We are approaching the 15th of March, the day when the Emperor Julius Caesar was stabbed to death by his friends. “Beware the Ides of March” wrote Shakespeare.

Yesterday, we learned that the debt of the Israeli government jumped to 12.4% of GDP, the total of the value of what the country produces.

Obviously, like many countries, the central authority has had to save the economy from the wretchedness of corona. The problem is that the numbers continue to get worse, despite the apparent improvement in the country health stats. (I can only assume that there is a change for the better, as most lockdown restrcitions have been removed.

What is worse, as I have mentioned several before at the risk of being boring, there is no budget. A budget offers you a framework, targets, direction. The Israeli populace has not benefitted from any of these essential elements.

To show how farcical the situation, I repeat what one commentator described on the radio this morning. Apparently, because there is no rule book in place for 2021, any expenditure above 50,000 nis (about US$15,000) requires special approval – even if this is to purchase stationary for a government ministry!

Do not be fooled by any seemingly positive stats.

Sure; average wages by 7% in 2020, primarily because those jobs lost from corona were lower paid positions.

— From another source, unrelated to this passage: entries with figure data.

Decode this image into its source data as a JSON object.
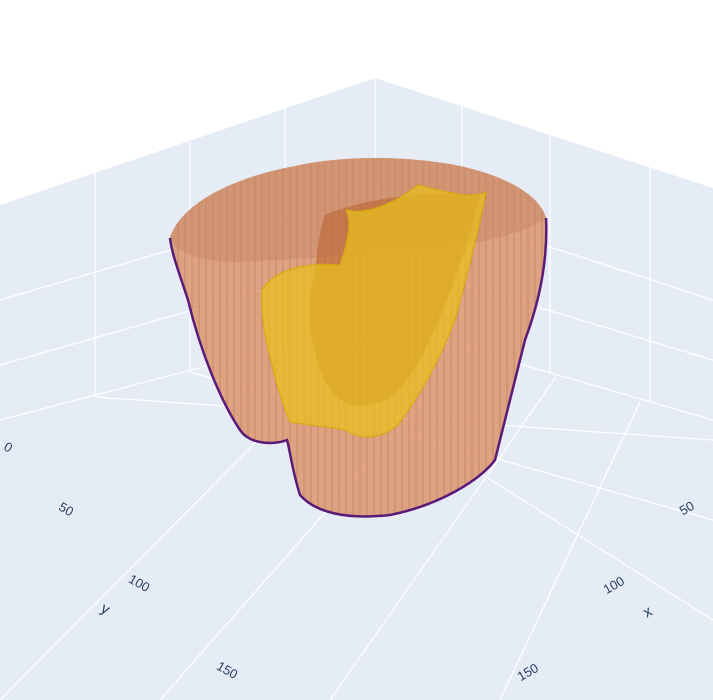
{
  "chart_data": {
    "type": "isosurface",
    "title": "",
    "axes": {
      "x": {
        "title": "x",
        "tick_labels": [
          "50",
          "100",
          "150"
        ]
      },
      "y": {
        "title": "y",
        "tick_labels": [
          "0",
          "50",
          "100",
          "150"
        ]
      },
      "z": {
        "title": "",
        "tick_labels": []
      }
    },
    "background_color": "#e5ecf6",
    "grid": true,
    "surfaces": [
      {
        "name": "",
        "color": "#d9895a",
        "opacity": 0.75
      },
      {
        "name": "",
        "color": "#e9c21a",
        "opacity": 0.7
      }
    ],
    "edge_color": "#5a1a78"
  }
}
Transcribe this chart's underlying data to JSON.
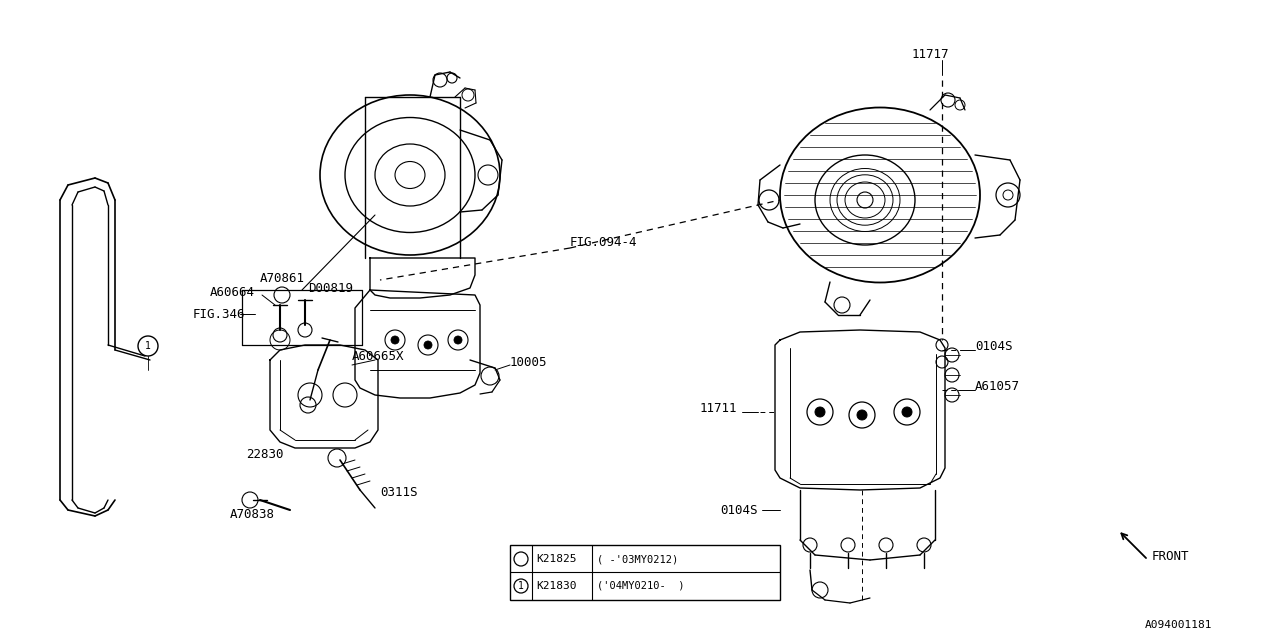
{
  "bg_color": "#ffffff",
  "fig_number": "A094001181",
  "labels": {
    "FIG346": "FIG.346",
    "FIG094": "FIG.094-4",
    "A60664": "A60664",
    "D00819": "D00819",
    "A70861": "A70861",
    "A60665X": "A60665X",
    "10005": "10005",
    "22830": "22830",
    "0311S": "0311S",
    "A70838": "A70838",
    "11717": "11717",
    "A61057": "A61057",
    "11711": "11711",
    "0104S_r": "0104S",
    "0104S_b": "0104S",
    "FRONT": "FRONT",
    "K21825": "K21825",
    "K21830": "K21830",
    "K21825v": "( -'03MY0212)",
    "K21830v": "('04MY0210-  )"
  }
}
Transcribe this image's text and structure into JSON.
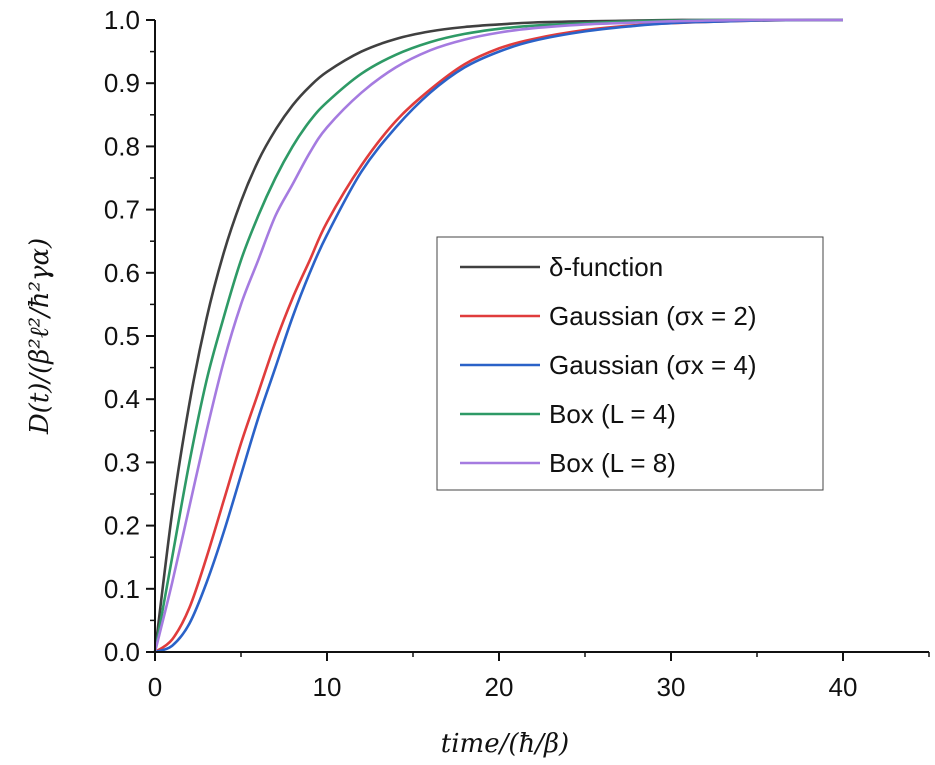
{
  "chart_data": {
    "type": "line",
    "xlabel": "time/(ħ/β)",
    "ylabel": "D(t)/(β²ℓ²/ħ²γα)",
    "xlim": [
      0,
      45
    ],
    "ylim": [
      0.0,
      1.0
    ],
    "x_ticks": [
      "0",
      "10",
      "20",
      "30",
      "40"
    ],
    "y_ticks": [
      "0.0",
      "0.1",
      "0.2",
      "0.3",
      "0.4",
      "0.5",
      "0.6",
      "0.7",
      "0.8",
      "0.9",
      "1.0"
    ],
    "grid": false,
    "legend_position": "center-right",
    "x": [
      0,
      1,
      2,
      3,
      4,
      5,
      6,
      7,
      8,
      9,
      10,
      12,
      14,
      16,
      18,
      20,
      22,
      25,
      28,
      30,
      32,
      35,
      38,
      40
    ],
    "series": [
      {
        "name": "δ-function",
        "color": "#404040",
        "values": [
          0.0,
          0.221,
          0.393,
          0.528,
          0.632,
          0.713,
          0.777,
          0.826,
          0.865,
          0.895,
          0.918,
          0.95,
          0.97,
          0.982,
          0.989,
          0.993,
          0.996,
          0.998,
          0.999,
          1.0,
          1.0,
          1.0,
          1.0,
          1.0
        ]
      },
      {
        "name": "Gaussian (σx = 2)",
        "color": "#e03c3c",
        "values": [
          0.0,
          0.02,
          0.07,
          0.15,
          0.24,
          0.33,
          0.41,
          0.49,
          0.56,
          0.62,
          0.68,
          0.77,
          0.84,
          0.89,
          0.93,
          0.955,
          0.97,
          0.984,
          0.992,
          0.995,
          0.997,
          0.999,
          1.0,
          1.0
        ]
      },
      {
        "name": "Gaussian (σx = 4)",
        "color": "#2a62c8",
        "values": [
          0.0,
          0.01,
          0.045,
          0.11,
          0.19,
          0.28,
          0.37,
          0.45,
          0.53,
          0.6,
          0.66,
          0.76,
          0.83,
          0.885,
          0.925,
          0.95,
          0.967,
          0.982,
          0.991,
          0.995,
          0.997,
          0.999,
          1.0,
          1.0
        ]
      },
      {
        "name": "Box (L = 4)",
        "color": "#2e9a66",
        "values": [
          0.0,
          0.15,
          0.3,
          0.43,
          0.53,
          0.62,
          0.69,
          0.75,
          0.8,
          0.84,
          0.87,
          0.915,
          0.945,
          0.965,
          0.978,
          0.986,
          0.991,
          0.995,
          0.998,
          0.999,
          1.0,
          1.0,
          1.0,
          1.0
        ]
      },
      {
        "name": "Box (L = 8)",
        "color": "#a57be0",
        "values": [
          0.0,
          0.11,
          0.23,
          0.35,
          0.46,
          0.55,
          0.62,
          0.69,
          0.74,
          0.79,
          0.83,
          0.885,
          0.925,
          0.952,
          0.969,
          0.98,
          0.987,
          0.993,
          0.996,
          0.998,
          0.999,
          1.0,
          1.0,
          1.0
        ]
      }
    ]
  }
}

Israel’s international trading account hit a massive surplus last year, more to do with the strength of the Israeli current rather than the discovery of additional markets.

Yisrael Katz, the Ministry of Finance, remains optimistic. He has to be. That is his job, especially just before an election. A better indication of the immediate future comes from his appointee, Prof. Amir Yaron, the Governor of the Bank of Israel. Despite inflationary concerns, he is intent on keeping down rates of interest.

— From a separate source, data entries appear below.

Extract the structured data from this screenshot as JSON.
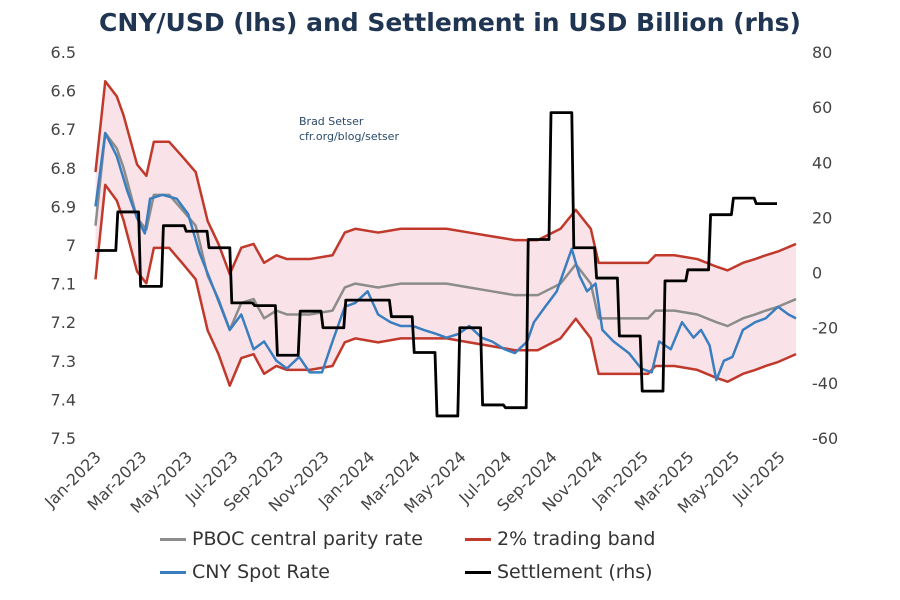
{
  "chart_data": {
    "type": "line",
    "title": "CNY/USD (lhs) and Settlement in USD Billion (rhs)",
    "annotation": [
      "Brad Setser",
      "cfr.org/blog/setser"
    ],
    "y_left": {
      "range": [
        6.5,
        7.5
      ],
      "inverted": true,
      "ticks": [
        "6.5",
        "6.6",
        "6.7",
        "6.8",
        "6.9",
        "7",
        "7.1",
        "7.2",
        "7.3",
        "7.4",
        "7.5"
      ]
    },
    "y_right": {
      "range": [
        -60,
        80
      ],
      "ticks": [
        "80",
        "60",
        "40",
        "20",
        "0",
        "-20",
        "-40",
        "-60"
      ]
    },
    "x_ticks": [
      "Jan-2023",
      "Mar-2023",
      "May-2023",
      "Jul-2023",
      "Sep-2023",
      "Nov-2023",
      "Jan-2024",
      "Mar-2024",
      "May-2024",
      "Jul-2024",
      "Sep-2024",
      "Nov-2024",
      "Jan-2025",
      "Mar-2025",
      "May-2025",
      "Jul-2025"
    ],
    "grid": false,
    "legend_position": "bottom",
    "band_pct": 2,
    "series": [
      {
        "name": "PBOC central parity rate",
        "axis": "left",
        "color": "#8c8c8c",
        "points": [
          [
            "2023-01-03",
            6.95
          ],
          [
            "2023-01-16",
            6.71
          ],
          [
            "2023-02-01",
            6.75
          ],
          [
            "2023-02-10",
            6.8
          ],
          [
            "2023-02-28",
            6.93
          ],
          [
            "2023-03-10",
            6.96
          ],
          [
            "2023-03-20",
            6.87
          ],
          [
            "2023-04-10",
            6.87
          ],
          [
            "2023-04-28",
            6.91
          ],
          [
            "2023-05-15",
            6.95
          ],
          [
            "2023-05-31",
            7.08
          ],
          [
            "2023-06-15",
            7.14
          ],
          [
            "2023-06-30",
            7.22
          ],
          [
            "2023-07-15",
            7.15
          ],
          [
            "2023-08-01",
            7.14
          ],
          [
            "2023-08-15",
            7.19
          ],
          [
            "2023-09-01",
            7.17
          ],
          [
            "2023-09-15",
            7.18
          ],
          [
            "2023-10-15",
            7.18
          ],
          [
            "2023-11-15",
            7.17
          ],
          [
            "2023-12-01",
            7.11
          ],
          [
            "2023-12-15",
            7.1
          ],
          [
            "2024-01-15",
            7.11
          ],
          [
            "2024-02-15",
            7.1
          ],
          [
            "2024-03-15",
            7.1
          ],
          [
            "2024-04-15",
            7.1
          ],
          [
            "2024-05-15",
            7.11
          ],
          [
            "2024-06-15",
            7.12
          ],
          [
            "2024-07-15",
            7.13
          ],
          [
            "2024-08-15",
            7.13
          ],
          [
            "2024-09-15",
            7.1
          ],
          [
            "2024-10-05",
            7.05
          ],
          [
            "2024-10-25",
            7.1
          ],
          [
            "2024-11-05",
            7.19
          ],
          [
            "2024-12-15",
            7.19
          ],
          [
            "2025-01-10",
            7.19
          ],
          [
            "2025-01-20",
            7.17
          ],
          [
            "2025-02-15",
            7.17
          ],
          [
            "2025-03-15",
            7.18
          ],
          [
            "2025-04-10",
            7.2
          ],
          [
            "2025-04-25",
            7.21
          ],
          [
            "2025-05-15",
            7.19
          ],
          [
            "2025-06-01",
            7.18
          ],
          [
            "2025-06-15",
            7.17
          ],
          [
            "2025-07-01",
            7.16
          ],
          [
            "2025-07-25",
            7.14
          ]
        ]
      },
      {
        "name": "2% trading band",
        "axis": "left",
        "color": "#c0392b"
      },
      {
        "name": "CNY Spot Rate",
        "axis": "left",
        "color": "#3a7ebf",
        "points": [
          [
            "2023-01-03",
            6.9
          ],
          [
            "2023-01-16",
            6.71
          ],
          [
            "2023-02-01",
            6.77
          ],
          [
            "2023-02-15",
            6.86
          ],
          [
            "2023-02-28",
            6.93
          ],
          [
            "2023-03-08",
            6.97
          ],
          [
            "2023-03-15",
            6.88
          ],
          [
            "2023-04-01",
            6.87
          ],
          [
            "2023-04-20",
            6.88
          ],
          [
            "2023-05-05",
            6.92
          ],
          [
            "2023-05-20",
            7.02
          ],
          [
            "2023-06-10",
            7.12
          ],
          [
            "2023-06-30",
            7.22
          ],
          [
            "2023-07-15",
            7.18
          ],
          [
            "2023-08-01",
            7.27
          ],
          [
            "2023-08-15",
            7.25
          ],
          [
            "2023-09-01",
            7.3
          ],
          [
            "2023-09-15",
            7.32
          ],
          [
            "2023-10-01",
            7.29
          ],
          [
            "2023-10-15",
            7.33
          ],
          [
            "2023-11-01",
            7.33
          ],
          [
            "2023-11-15",
            7.25
          ],
          [
            "2023-12-01",
            7.16
          ],
          [
            "2023-12-15",
            7.15
          ],
          [
            "2024-01-01",
            7.12
          ],
          [
            "2024-01-15",
            7.18
          ],
          [
            "2024-02-01",
            7.2
          ],
          [
            "2024-02-15",
            7.21
          ],
          [
            "2024-03-01",
            7.21
          ],
          [
            "2024-03-15",
            7.22
          ],
          [
            "2024-04-01",
            7.23
          ],
          [
            "2024-04-15",
            7.24
          ],
          [
            "2024-05-01",
            7.23
          ],
          [
            "2024-05-15",
            7.21
          ],
          [
            "2024-06-01",
            7.24
          ],
          [
            "2024-06-15",
            7.25
          ],
          [
            "2024-07-01",
            7.27
          ],
          [
            "2024-07-15",
            7.28
          ],
          [
            "2024-08-01",
            7.25
          ],
          [
            "2024-08-10",
            7.2
          ],
          [
            "2024-08-25",
            7.16
          ],
          [
            "2024-09-10",
            7.12
          ],
          [
            "2024-09-30",
            7.01
          ],
          [
            "2024-10-10",
            7.08
          ],
          [
            "2024-10-20",
            7.12
          ],
          [
            "2024-11-01",
            7.1
          ],
          [
            "2024-11-10",
            7.22
          ],
          [
            "2024-11-25",
            7.25
          ],
          [
            "2024-12-15",
            7.28
          ],
          [
            "2025-01-01",
            7.32
          ],
          [
            "2025-01-15",
            7.33
          ],
          [
            "2025-01-25",
            7.25
          ],
          [
            "2025-02-10",
            7.27
          ],
          [
            "2025-02-25",
            7.2
          ],
          [
            "2025-03-10",
            7.24
          ],
          [
            "2025-03-20",
            7.22
          ],
          [
            "2025-04-01",
            7.26
          ],
          [
            "2025-04-10",
            7.35
          ],
          [
            "2025-04-20",
            7.3
          ],
          [
            "2025-05-01",
            7.29
          ],
          [
            "2025-05-15",
            7.22
          ],
          [
            "2025-06-01",
            7.2
          ],
          [
            "2025-06-15",
            7.19
          ],
          [
            "2025-07-01",
            7.16
          ],
          [
            "2025-07-15",
            7.18
          ],
          [
            "2025-07-25",
            7.19
          ]
        ]
      },
      {
        "name": "Settlement (rhs)",
        "axis": "right",
        "color": "#000000",
        "step": "monthly",
        "months": [
          "2023-01",
          "2023-02",
          "2023-03",
          "2023-04",
          "2023-05",
          "2023-06",
          "2023-07",
          "2023-08",
          "2023-09",
          "2023-10",
          "2023-11",
          "2023-12",
          "2024-01",
          "2024-02",
          "2024-03",
          "2024-04",
          "2024-05",
          "2024-06",
          "2024-07",
          "2024-08",
          "2024-09",
          "2024-10",
          "2024-11",
          "2024-12",
          "2025-01",
          "2025-02",
          "2025-03",
          "2025-04",
          "2025-05",
          "2025-06"
        ],
        "values": [
          8,
          22,
          -5,
          17,
          15,
          9,
          -11,
          -12,
          -30,
          -14,
          -20,
          -10,
          -10,
          -16,
          -29,
          -52,
          -20,
          -48,
          -49,
          12,
          58,
          9,
          -2,
          -23,
          -43,
          -3,
          1,
          21,
          27,
          25
        ]
      }
    ],
    "band_fill_color": "#f9e3e8"
  }
}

Let me spell it out: The Bank of Israel believes that the government’s policies are unlikely to ease the country out of the fiscal mess. He is worried. After all, as I wrote above, somebody has thrown away the rudder.

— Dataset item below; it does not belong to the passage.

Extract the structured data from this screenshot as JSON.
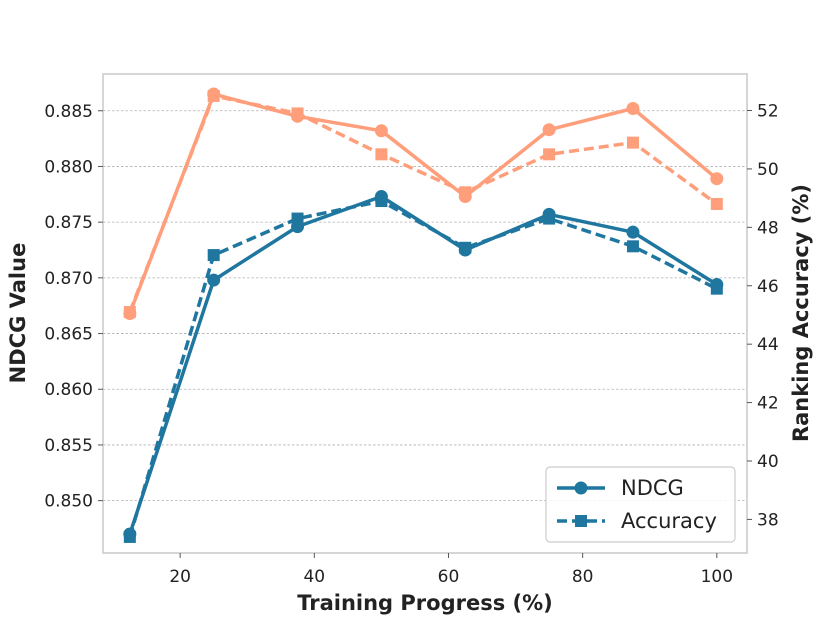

Punctuality is not a characteristic associated with Israelis. If you ‘shift’ the 15th by 8 days, you come out at 23rd March, the day of the general election. Israel’s Minister of Finance will turn up at the market of polling booths and will find out if and by how much his electorate believe that he can save their bank accounts.

Beware sir! The social implications of that debt are too hard to hide for ever and a day, ………… although maybe another 2 weeks will suffice.